In a statement about talks on Sunday between international envoy Lakhdar Brahimi and Russian and U.S. officials, the Foreign Ministry reiterated calls for an end to violence and the start of talks on "the parameters of a transition period".
It said Russia "stressed that fundamental decisions about reforming Syria's political system ... must be made by Syrians themselves, without outside interference or attempts to force prepared recipes for socio-political development" on them.
The United States and its NATO allies have pressed for Assad's departure as part of efforts to end the bloodshed in Syria, but Russia and China have blocked action against the Syrian leader at the U.N. Security Council.

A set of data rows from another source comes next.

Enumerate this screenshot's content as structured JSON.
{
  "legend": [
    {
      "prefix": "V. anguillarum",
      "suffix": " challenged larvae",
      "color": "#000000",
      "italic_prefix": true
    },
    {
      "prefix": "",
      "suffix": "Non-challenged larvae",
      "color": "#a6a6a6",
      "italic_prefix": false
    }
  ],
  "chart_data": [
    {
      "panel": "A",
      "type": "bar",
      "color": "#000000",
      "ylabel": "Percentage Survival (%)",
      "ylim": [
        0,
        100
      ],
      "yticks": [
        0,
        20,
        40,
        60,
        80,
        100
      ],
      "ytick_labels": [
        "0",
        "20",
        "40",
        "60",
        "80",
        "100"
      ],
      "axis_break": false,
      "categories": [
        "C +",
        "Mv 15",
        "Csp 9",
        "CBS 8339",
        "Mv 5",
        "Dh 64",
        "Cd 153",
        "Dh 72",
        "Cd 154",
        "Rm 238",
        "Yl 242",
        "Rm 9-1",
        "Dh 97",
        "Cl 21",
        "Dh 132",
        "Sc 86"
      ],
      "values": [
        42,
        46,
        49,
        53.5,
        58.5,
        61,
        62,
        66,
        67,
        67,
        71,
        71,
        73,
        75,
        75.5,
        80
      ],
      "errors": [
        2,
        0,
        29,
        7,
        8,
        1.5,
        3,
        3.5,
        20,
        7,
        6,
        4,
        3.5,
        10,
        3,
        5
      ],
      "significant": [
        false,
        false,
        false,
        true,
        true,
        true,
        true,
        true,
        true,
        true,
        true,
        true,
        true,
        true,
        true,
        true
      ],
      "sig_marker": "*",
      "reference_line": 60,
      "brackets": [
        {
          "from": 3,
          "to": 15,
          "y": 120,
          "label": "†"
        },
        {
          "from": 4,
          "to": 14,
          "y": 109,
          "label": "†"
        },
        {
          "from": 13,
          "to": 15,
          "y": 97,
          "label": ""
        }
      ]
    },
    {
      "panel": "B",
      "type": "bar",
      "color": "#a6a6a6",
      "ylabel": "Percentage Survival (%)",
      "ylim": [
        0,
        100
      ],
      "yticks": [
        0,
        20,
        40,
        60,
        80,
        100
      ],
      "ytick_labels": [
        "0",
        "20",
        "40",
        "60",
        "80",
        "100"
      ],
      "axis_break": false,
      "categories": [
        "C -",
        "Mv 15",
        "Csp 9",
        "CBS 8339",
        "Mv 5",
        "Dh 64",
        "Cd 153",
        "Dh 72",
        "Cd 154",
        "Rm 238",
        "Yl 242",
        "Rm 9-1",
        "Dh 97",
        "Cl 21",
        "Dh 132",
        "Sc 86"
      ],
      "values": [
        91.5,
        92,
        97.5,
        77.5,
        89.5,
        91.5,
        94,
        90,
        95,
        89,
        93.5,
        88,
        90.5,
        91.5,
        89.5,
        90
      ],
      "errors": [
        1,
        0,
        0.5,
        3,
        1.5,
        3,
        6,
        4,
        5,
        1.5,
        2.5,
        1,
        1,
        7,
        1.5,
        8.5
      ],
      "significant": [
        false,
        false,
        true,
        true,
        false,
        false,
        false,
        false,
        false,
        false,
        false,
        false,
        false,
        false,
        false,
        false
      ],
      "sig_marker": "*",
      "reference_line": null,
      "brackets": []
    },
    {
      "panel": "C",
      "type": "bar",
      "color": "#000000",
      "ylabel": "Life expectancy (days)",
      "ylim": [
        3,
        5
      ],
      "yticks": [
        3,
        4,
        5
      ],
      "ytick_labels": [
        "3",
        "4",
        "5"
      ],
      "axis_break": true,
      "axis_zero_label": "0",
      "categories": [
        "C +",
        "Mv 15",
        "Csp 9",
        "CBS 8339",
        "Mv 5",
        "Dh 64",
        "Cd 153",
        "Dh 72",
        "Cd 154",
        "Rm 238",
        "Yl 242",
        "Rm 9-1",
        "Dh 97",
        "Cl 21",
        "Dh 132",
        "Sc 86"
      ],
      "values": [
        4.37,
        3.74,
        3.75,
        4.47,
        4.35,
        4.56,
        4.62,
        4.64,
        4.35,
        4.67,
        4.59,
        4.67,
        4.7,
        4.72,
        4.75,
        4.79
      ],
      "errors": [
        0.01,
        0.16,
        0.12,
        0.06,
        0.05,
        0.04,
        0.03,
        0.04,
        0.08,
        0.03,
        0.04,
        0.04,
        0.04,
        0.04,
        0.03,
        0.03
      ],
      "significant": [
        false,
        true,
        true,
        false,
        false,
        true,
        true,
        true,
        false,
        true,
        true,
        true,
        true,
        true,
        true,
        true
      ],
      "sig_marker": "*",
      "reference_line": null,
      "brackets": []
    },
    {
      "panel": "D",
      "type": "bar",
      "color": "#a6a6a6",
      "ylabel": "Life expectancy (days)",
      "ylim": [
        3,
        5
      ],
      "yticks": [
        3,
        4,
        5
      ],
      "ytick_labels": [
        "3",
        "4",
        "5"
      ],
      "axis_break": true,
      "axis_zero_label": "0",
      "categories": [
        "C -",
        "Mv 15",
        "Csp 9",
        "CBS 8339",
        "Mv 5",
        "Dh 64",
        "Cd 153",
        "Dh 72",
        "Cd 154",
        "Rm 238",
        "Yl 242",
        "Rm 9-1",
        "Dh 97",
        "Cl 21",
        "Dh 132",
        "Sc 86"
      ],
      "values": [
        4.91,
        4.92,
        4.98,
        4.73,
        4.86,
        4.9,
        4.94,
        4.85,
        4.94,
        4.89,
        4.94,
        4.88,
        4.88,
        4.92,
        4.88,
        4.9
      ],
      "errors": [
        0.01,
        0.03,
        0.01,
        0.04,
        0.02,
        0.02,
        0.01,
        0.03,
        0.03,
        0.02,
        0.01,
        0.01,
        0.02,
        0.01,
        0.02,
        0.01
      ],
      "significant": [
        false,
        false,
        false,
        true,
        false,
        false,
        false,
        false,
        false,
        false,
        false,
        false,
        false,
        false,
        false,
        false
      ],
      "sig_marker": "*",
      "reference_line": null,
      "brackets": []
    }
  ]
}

The ministry statement called for an immediate end to violence and "the start of a national dialogue during which representatives of the Syrian government and opposition should discuss and agree parameters of a transition period."
The statement appeared intended to underline that Russia is committed to helping Brahimi seek a solution to the 21-month conflict that would includes talks on a political transition but also continues to oppose making Assad's exit a precondition.
Brahimi is seeking a solution based on a declaration issued on June 30 after international talks in Geneva which called for a transitional government.
The proposal foundered at the time over the issue of Assad's fate. Washington said the declaration sent a clear signal that he should quit but Russia said it did nothing of the kind.
The Russian statement on Monday also signalled opposition to Western backing of the opposition Syrian National Coalition, which the United States could soon recognise as the sole representative of the Syrian people.